AR : Parce qu’il n’avait pas envie, je crois. Claude était quelqu’un qui était très entier et se moquait de l’argent. Ce ne l’intéressait pas du tout. Ce qui l’intéressait, c’était d’écrire ses chansons et de les chanter à ses copains. Voilà.
@-m : Pourtant, il aurait pu avoir une audience plus large et mieux défendre les idées qu’il reprenait dans ses chansons. Quel est votre avis ?
AR : C’est ce que je pensais aussi, mais ça ne s’est jamais réalisé. Chaque fois qu’on a essayé de le pousser un peu, ça n’a pas marché.
@-m : Peut-on dire qu’il a préféré rester fidèle à ses racines familiales plutôt que tenter de vivre de ses talents artistiques ?
AR : C’était son choix de vie. Il était, je crois, du monde ouvrier et il tenait à rester du monde ouvrier.
@-m : On dit de Claude Mleczak qu’il était timide. Est-ce vrai ?
AR : Oui, je pense qu’il était extrêmement sensible et extrêmement « trac…eur », en dépit de ce qu’il pouvait montrer. Quand on voit ces photos-là (extraites du livre à paraître : ndlr), on n’imagine pas que c’était quelqu’un qui appréhendait beaucoup de monter sur scène, mais avant ses concerts, il avait toujours une période très difficile à vivre. Aussi, je crois que lorsqu’on lui proposait des choses d’un très haut niveau, il était – je crois – un peu déstabilisé.
@-m : Même à l’Arel ?
AR : Oui, bien sûr. Claude se préparait beaucoup sans rien montrer. Il fallait être parmi ses intimes pour savoir qu’il avait le trac. On avait l’impression qu’il prenait la guitare et qu’il improvisait. Ce n’était pas du tout son genre. Il travaillait beaucoup. Il dormait très peu, d’ailleurs.
@-m : Claude avait-il des projets artistiques en cours ?
AR : Claude n’arrêtait pas de travailler. A tout moment, il crayonnait, dessinait. Je pense que s’il avait une idée, il la mettait tout de suite noir sur blanc. Il avait aussi réalisé des bandes dessinées, dont quelques-unes ont été publiées en autoédition. Il passait énormément de temps sur ses BD. Nous en avons d’ailleurs repris quelques éléments dans le livre qui va sortir et dans lequel nous avons inclus aussi des dessins et des caricatures.
@-m : Quel message laisse-t-il en tant qu’homme, syndicaliste ?

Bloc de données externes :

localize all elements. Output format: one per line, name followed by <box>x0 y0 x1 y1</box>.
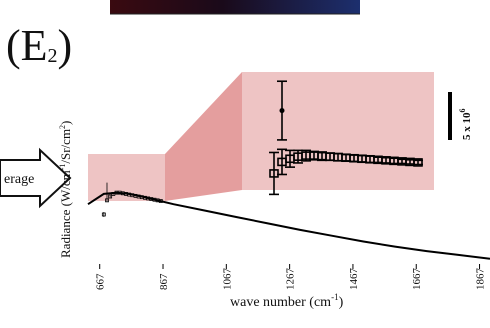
x-tick-label: 1667 <box>411 268 423 291</box>
y-axis-title: Radiance (W/cm-1/Sr/cm2) <box>58 121 73 258</box>
zoom-connector <box>165 72 242 201</box>
x-tick-label: 1267 <box>285 268 297 291</box>
arrow-label: erage <box>4 172 34 187</box>
x-tick-label: 867 <box>158 273 170 290</box>
inset-data-point <box>277 148 287 176</box>
x-tick-label: 1067 <box>221 268 233 291</box>
main-error-point <box>101 212 106 217</box>
inset-outlier-point <box>277 80 287 141</box>
main-error-point <box>105 198 109 203</box>
arrow-shape <box>0 147 72 209</box>
x-tick-label: 667 <box>95 273 107 290</box>
main-curve <box>87 191 490 260</box>
top-colormap-strip <box>110 0 360 14</box>
x-tick-label: 1867 <box>475 268 487 291</box>
inset-points <box>269 80 423 196</box>
panel-label: (E2) <box>6 21 72 70</box>
scale-bar-label: 5 x 106 <box>458 109 473 141</box>
inset-data-point <box>413 158 423 167</box>
x-axis-ticks: 667 867 1067 1267 1467 1667 1867 <box>95 264 487 290</box>
x-tick-label: 1467 <box>348 268 360 291</box>
main-error-point <box>158 199 163 203</box>
panel-label-subscript: 2 <box>48 45 58 67</box>
inset-data-point <box>301 149 311 162</box>
main-error-points <box>101 182 163 217</box>
x-axis-title: wave number (cm-1) <box>230 292 344 310</box>
inset-data-point <box>269 151 279 196</box>
radiance-line <box>87 191 490 260</box>
main-error-point <box>108 194 113 199</box>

AR : C’est quelqu’un de très authentique, qui a fait ce qu’il avait envie de faire. Sans concession et avec toujours cette même ligne directrice : « Il faut qu’on se prenne en charge ». C’était ça, sa raison de vivre. Il a beaucoup cru à l’autogestion, mais là aussi, il a été un peu « échaudé ». Il y a eu d’ailleurs dans les débuts de son syndicat, la CFDT, une période autogestionnaire. Mais Claude a fait son deuil de l’autogestion. On en discutait encore un peu avant qu’il disparaisse. Sa grande déception, c’était qu’on ne se prenne pas en charge. Enfin, on en parle facilement quand on n’est pas directement concernés… Claude avait été déçu aussi par l’évolution des politiques de gauche.
@-m : Etait-il d’abord artiste ou syndicaliste ?

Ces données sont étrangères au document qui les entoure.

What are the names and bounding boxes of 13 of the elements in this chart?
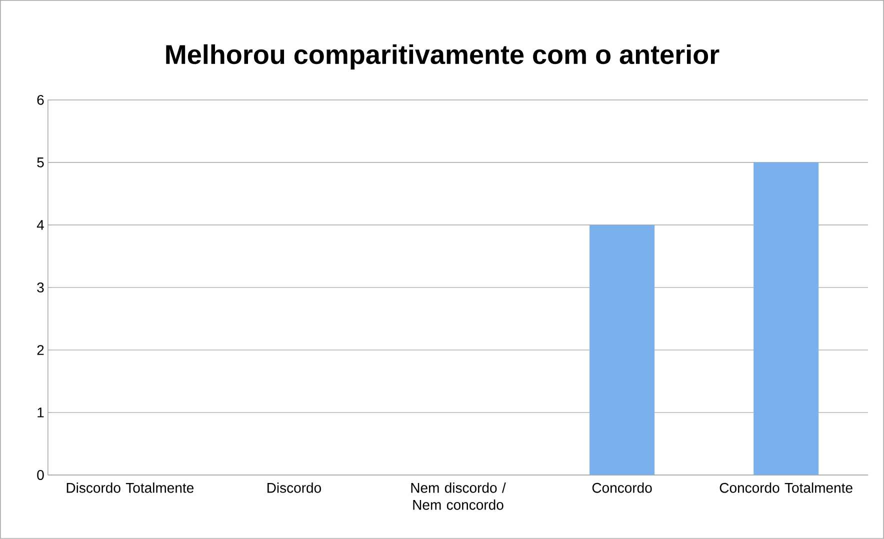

AR : Claude était d’abord un militant syndicaliste. C’était, disons, sa raison de vivre : militer et essayer de changer les choses. Je crois que s’il est décédé le jour où Porcher battait tellement de l’aile (l’annonce de la fermeture du site d’Ideal Standard-Porcher a été faite le 12 janvier 2011 : ndlr), ce n’est pas étonnant. Du moins, c’est ce que je pense. Il s’est battu, battu, battu… Il était déçu de voir comment les choses évoluaient négativement.